Read the Passage and answer the following question:

There are many properties of ideal solutions which depends only on the concentration of the solute particles and are independent of the nature of the solute. Such properties are called colligative properties. For example, when a non-volatile solute is added to a solvent, its vapour pressure gets lowered. Raoult established that relative lowering in vapour pressure depends only on the concentration of the solute and it is independent of its identity. Similarly, elevation in boiling point, depression in freezing point and osmotic pressure on addition of a non volatile solute to a solvent depend only on the concentration of solute but are independent of its nature. These properties can also be used to determine the molar mass of the solute. The relative lowering in vapour pressure changes when the solute is electrolyte and undergoes association or dissociation in the solution. The molar mass obtained in these electrolytic solutions are abnormal molar masses. 

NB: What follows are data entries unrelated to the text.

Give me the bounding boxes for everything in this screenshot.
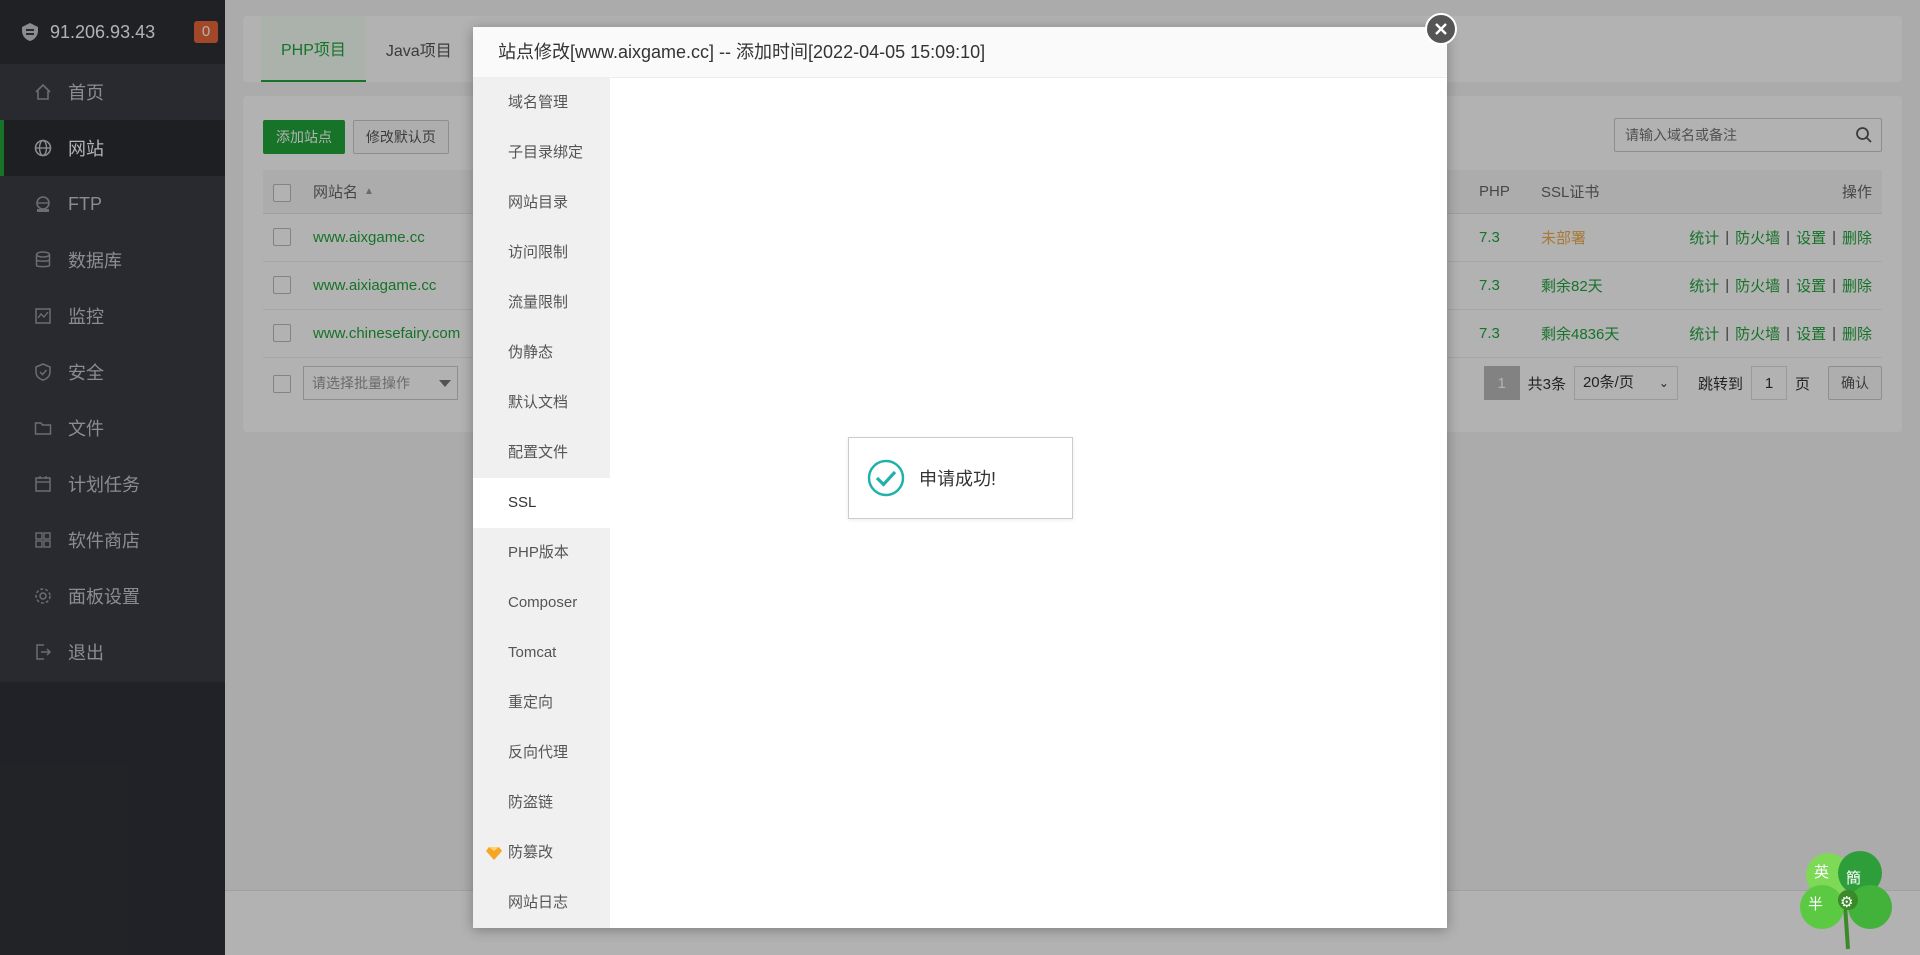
close-button[interactable] bbox=[1425, 13, 1457, 45]
menu-item-rewrite[interactable]: 伪静态 bbox=[473, 328, 610, 378]
menu-item-access-limit[interactable]: 访问限制 bbox=[473, 228, 610, 278]
menu-item-site-dir[interactable]: 网站目录 bbox=[473, 178, 610, 228]
menu-item-subdir[interactable]: 子目录绑定 bbox=[473, 128, 610, 178]
ime-mode-english[interactable]: 英 bbox=[1814, 861, 1829, 882]
menu-item-traffic-limit[interactable]: 流量限制 bbox=[473, 278, 610, 328]
menu-item-label: 防篡改 bbox=[508, 844, 554, 861]
diamond-icon bbox=[486, 847, 502, 860]
menu-item-config-file[interactable]: 配置文件 bbox=[473, 428, 610, 478]
menu-item-reverse-proxy[interactable]: 反向代理 bbox=[473, 728, 610, 778]
menu-item-redirect[interactable]: 重定向 bbox=[473, 678, 610, 728]
ime-mode-halfwidth[interactable]: 半 bbox=[1808, 893, 1823, 914]
toast-message: 申请成功! bbox=[919, 469, 997, 489]
menu-item-tamper-proof[interactable]: 防篡改 bbox=[473, 828, 610, 878]
close-icon bbox=[1435, 23, 1447, 35]
check-circle-icon bbox=[867, 459, 905, 497]
success-toast: 申请成功! bbox=[848, 437, 1073, 519]
ime-mode-traditional[interactable]: 簡 bbox=[1846, 867, 1861, 888]
ime-settings-icon[interactable]: ⚙ bbox=[1840, 893, 1853, 911]
menu-item-ssl[interactable]: SSL bbox=[473, 478, 610, 528]
menu-item-default-doc[interactable]: 默认文档 bbox=[473, 378, 610, 428]
menu-item-tomcat[interactable]: Tomcat bbox=[473, 628, 610, 678]
menu-item-composer[interactable]: Composer bbox=[473, 578, 610, 628]
menu-item-php-version[interactable]: PHP版本 bbox=[473, 528, 610, 578]
ime-widget[interactable]: 英 簡 半 ⚙ bbox=[1790, 845, 1900, 950]
menu-item-site-log[interactable]: 网站日志 bbox=[473, 878, 610, 928]
menu-item-hotlink[interactable]: 防盗链 bbox=[473, 778, 610, 828]
modal-title: 站点修改[www.aixgame.cc] -- 添加时间[2022-04-05 … bbox=[473, 27, 1447, 78]
modal-side-menu: 域名管理 子目录绑定 网站目录 访问限制 流量限制 伪静态 默认文档 配置文件 … bbox=[473, 78, 610, 928]
menu-item-domain[interactable]: 域名管理 bbox=[473, 78, 610, 128]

When 3.6 g of a non volatile solute 'X' is dissolved in 90 g of water at 293 K, its vapour pressure is lowered by 0.4%.What is the Relative lowering in vapour pressure (Vapour pressure of water at 293 K is 17.5 mm Hg)?

0.004

The correct answer is option 3. 0.004.

To find the relative lowering in vapor pressure, we need to understand the concept of relative lowering of vapor pressure, which is given by:

\(\frac{\Delta P}{P_0} = \frac{n_{\text{solute}}}{n_{\text{solvent}}} \)

where

\(\Delta P\) is the lowering of vapor pressure,

\(P_0\) is the vapor pressure of the pure solvent,

\(n_{\text{solute}}\) is the number of moles of the solute,

\(n_{\text{solvent}}\) is the number of moles of the solvent.

Given:

The vapor pressure of pure water (\(P_0\)) at 293 K = 17.5 mm Hg,

The vapor pressure is lowered by 0.4%,

Mass of solute \(X\) = 3.6 g

Mass of water = 90 g,

Molar mass of water = 18 g/mol.

Lowering of vapor pressure (\(\Delta P\)) = 0.4% of 17.5 mm Hg,

\(\Delta P = \frac{0.4}{100} \times 17.5 = 0.07 \text{ mm Hg}\).

\(\frac{\Delta P}{P_0} = \frac{0.07}{17.5} = 0.004\).

Therefore, the relative lowering in vapor pressure is 3. 0.004.